Hellstadt war nicht nur ein verschlafenes Kaff, es war ein verschlafenes Touristenkaff, das jeden Sommer von Horden wild herumfotografierender Menschen vorwiegend älteren Semesters heimgesucht wurde. Sie drängten sich durch die pittoreske Altstadt – die man nur dann als pittoresk empfand, wenn man sie nicht jeden Tag vor Augen hatte – und studierten den Lebensweg irgendeines mehr oder weniger bekannten Dichters, der im neunzehnten Jahrhundert eine Zeit lang hier gewirkt hatte. Ein paar Scherzkekse aus der Schule liefen einen Sommer lang mit T-Shirts durch die Gegend, auf denen stand: I’M NOT A TOURIST – I LIVE HERE!  Irgendjemand konterte später mit dem Spruch: I’M A TOURIST – I DON’T LIVE HERE. THANK GODNESS!

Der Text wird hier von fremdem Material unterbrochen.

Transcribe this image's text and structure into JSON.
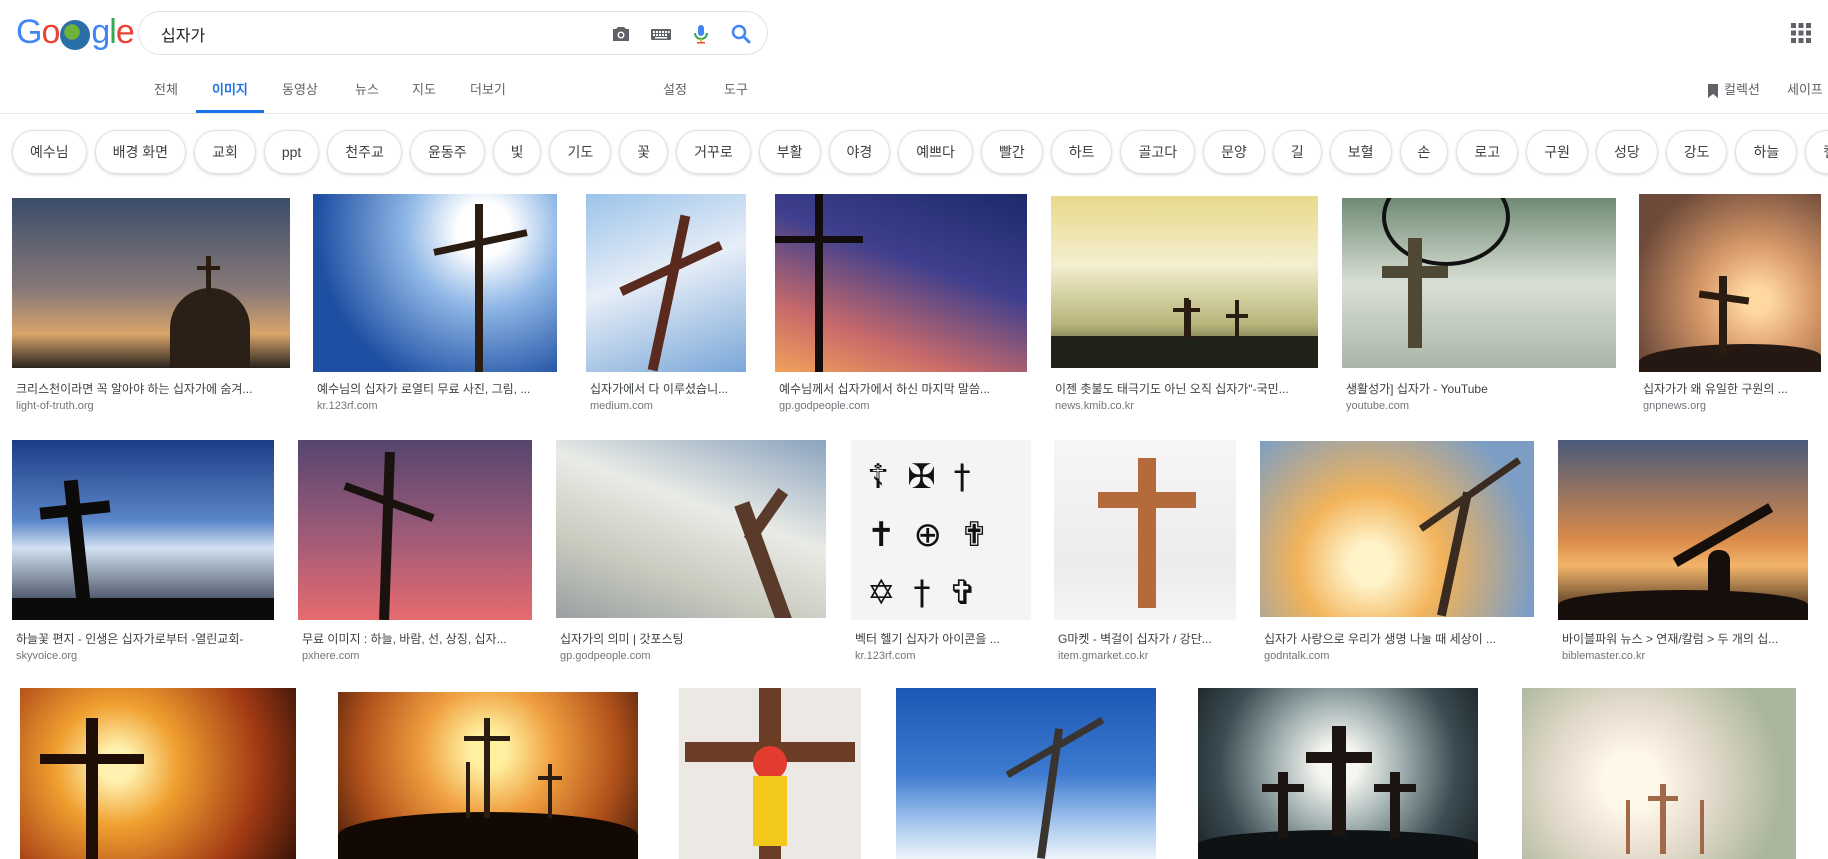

Ein beliebter Zeitvertreib im Sommer war, sich vor das Irish Pub oder das Bistro auf den Marktplatz zu setzen und die Touristen anzupöbeln oder anzugaffen. Wir machten uns einen Spaß daraus, zu raten, wo der bierbäuchige Mann mit dem Strohhut und der Polaroidkamera wohl herkam und was er arbeitete. Natürlich hielten wir ihn für einen Idioten – allein die Tatsache, dass er hier war, war dafür Beweis genug. Heiko war Weltmeister darin, die Leute in die Irre zu schicken, jedes Mal, wenn er jemandem sah, der einen Stadtplan studierte, ging er hin, fragte, wo die Person hinwollte und lotste sie zielsicher in die entgegengesetzte Richtung.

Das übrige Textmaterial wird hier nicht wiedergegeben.